Cette adaptation du chef-d'œuvre de Tomasi di Lampedusa brille par ses costumes et décors somptueux, mais peine à capturer la profondeur mélancolique du roman. Un festin visuel qui sacrifie parfois l'âme de l'œuvre originale sur l'autel du divertissement contemporain.
Dans les palais dorés de la Sicile du XIXe siècle se joue un drame ressuscité par Netflix. Le Guépard, nouvelle adaptation en six épisodes du chef-d'œuvre de Giuseppe Tomasi di Lampedusa, arrive sur nos écrans avec toute la pompe et la splendeur attendue d'une superproduction internationale. Mais derrière les costumes flamboyants, les fastes étourdissants et les décors superlatifs, cette série parvient-elle à capturer l'âme du roman original et peut-elle faire oublier le film de Luchino Visconti ? Hmmm...
Il faut une certaine audace pour s'attaquer à une œuvre pareille. Les scénaristes Benji Walters et Richard Warlow, ainsi que le réalisateur Tom Shankland, ont osé. Comme Shonda Rhimes l'avait fait avec la Régence anglaise dans Bridgerton, ils ont donc décidé de réinventer l'histoire italienne avec un regard plus contemporain.
Visuellement, la série est une tuerie. La Sicile de 1860 s'anime dans toute sa splendeur : palais baroques, lumière mordorée, paysages arides et repas ogresques.... Mais sous cette belle enveloppe se cache normalement une histoire aux enjeux plus profonds : l'adaptation d'une élite face au changement social ; l'ancien contre le nouveau, le repli morbide d'une noblesse dépassée vers des mondes en train de s'éteindre ; et un regard tragique sur l’Histoire... tout cela avait été capté avec une sensualité folle par Visconti. Ici, c'est un peu moins évident.

Au coeur de l'histoire, on trouve Don Fabrizio, Prince de Salina (incarné par Kim Rossi Stuart). Cet homme observe avec mélancolie le délitement de son monde. Tandis que les chemises rouges de Garibaldi menacent l'ordre établi, son neveu Tancredi (Saul Nanni) comprend que pour survivre, l'aristocratie va devoir évoluer. C'est le fameux : "Si nous voulons que tout reste comme avant, il faut que tout change".

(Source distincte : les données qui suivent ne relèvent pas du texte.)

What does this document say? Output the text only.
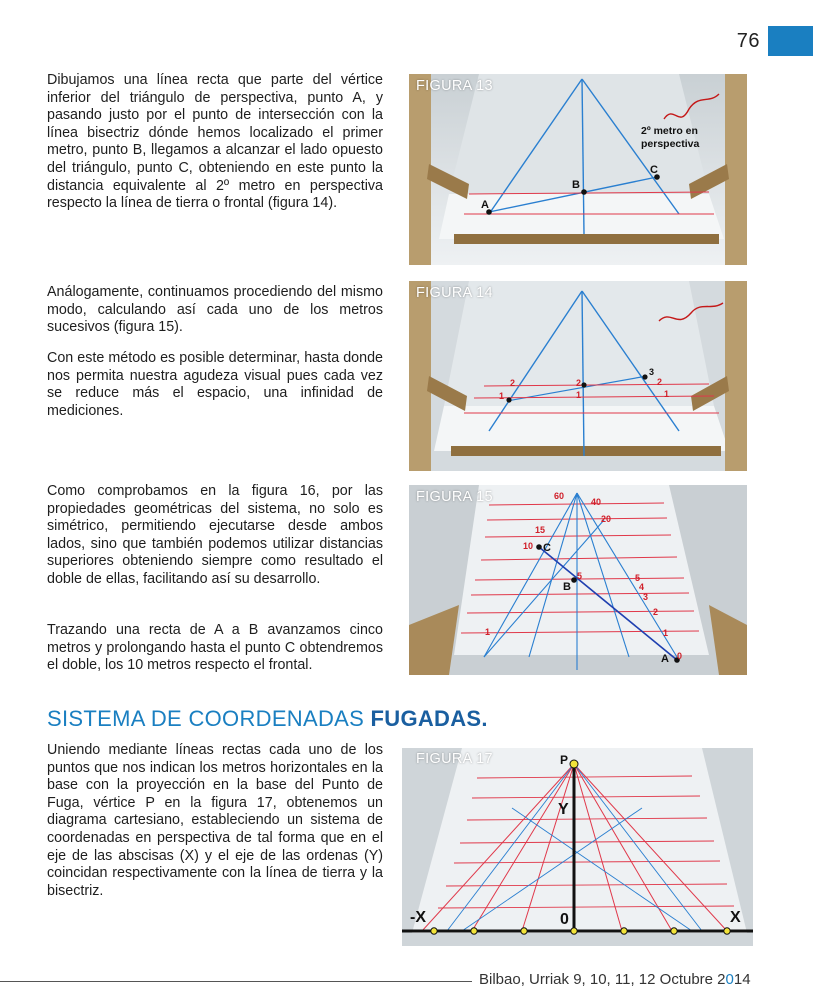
76

Dibujamos una línea recta que parte del vértice inferior del triángulo de perspectiva, punto A, y pasando justo por el punto de intersección con la línea bisectriz dónde hemos localizado el primer metro, punto B, llegamos a alcanzar el lado opuesto del triángulo, punto C, obteniendo en este punto la distancia equivalente al 2º metro en perspectiva respecto la línea de tierra o frontal (figura 14).

Análogamente, continuamos procediendo del mismo modo, calculando así cada uno de los metros sucesivos (figura 15).

Con este método es posible determinar, hasta donde nos permita nuestra agudeza visual pues cada vez se reduce más el espacio, una infinidad de mediciones.

Como comprobamos en la figura 16, por las propiedades geométricas del sistema, no solo es simétrico, permitiendo ejecutarse desde ambos lados, sino que también podemos utilizar distancias superiores obteniendo siempre como resultado el doble de ellas, facilitando así su desarrollo.

Trazando una recta de A a B avanzamos cinco metros y prolongando hasta el punto C obtendremos el doble, los 10 metros respecto el frontal.

Uniendo mediante líneas rectas cada uno de los puntos que nos indican los metros horizontales en la base con la proyección en la base del Punto de Fuga, vértice P en la figura 17, obtenemos un diagrama cartesiano, estableciendo un sistema de coordenadas en perspectiva de tal forma que en el eje de las abscisas (X) y el eje de las ordenas (Y) coincidan respectivamente con la línea de tierra y la bisectriz.

SISTEMA DE COORDENADAS FUGADAS.
A
B
C
2º metro en
perspectiva
FIGURA 13
2
1
2
1
3
2
1
FIGURA 14
60
40
20
15
10
5	5
4
3
2
1	1
0
C
B
A
FIGURA 15
P
Y
0
-X	X
FIGURA 17
Bilbao, Urriak 9, 10, 11, 12 Octubre 2014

Malheureusement, là où le Fabrizio de Visconti (un Burt Lancaster magnifique) était empreint d'une dignité stoïque et d'une sagesse mélancolique, celui de Rossi Stuart oscille entre brutalité et vulnérabilité sans trouver vraiment sa cohérence. Il a les favoris, mais pas tout à fait la noblesse. Ce "Guépard" moderne semble avoir perdu la subtile ambiguïté qui faisait la force du personnage original. La série (très 3.0) tente d'élargir son propos en donnant plus d'importance aux personnages féminins. Concetta (Benedetta Porcaroli), fille du prince, gagne en présence et en complexité par rapport au film de Visconti. Sa rivalité avec l'éblouissante Angelica (Deva Cassel) pour l'affection de Tancredi constitue d'ailleurs l'un des axes narratifs principaux. Parfait. Mais pas suffisant.

Car la modernisation s'accompagne ici d'une certaine standardisation. On voit l'algo Netflix transformer "Le Guépard" en "Bridgerton" sicilien. Les personnages, malgré le casting italien, semblent souvent plus ancrés dans notre époque que dans celle qu'ils sont censés habiter. Leur langage, leurs attitudes trahissent une contemporanéité qui brise régulièrement l'illusion historique. Coincé entre sa volonté de respecter le vérisme original et les horizons plus pop des séries à succès, ce Guépard n'ose au fond jamais sortir ses griffes spleenatiques...
Mais ce qui manque vraiment, c'est ce que Visconti avait si magistralement capturé : l'atmosphère crépusculaire, la méditation profonde sur la mort et le tragique de la vie. Là où le film nous faisait ressentir la poussière d'un monde en déréliction, la série offre un vernis brillant qui diminue la puissance du récit.
Reste une bonne leçon à retenir : cette nouvelle version est au fond comme les nouveaux riches que Don Fabrizio observe avec méfiance. Elle a l'apparence de la noblesse, mais il lui manque cette profondeur qui ne s'acquiert qu'avec le temps. Luxueuse et attrayante, mais incapable de capter la mélancolie du chef d'oeuvre original.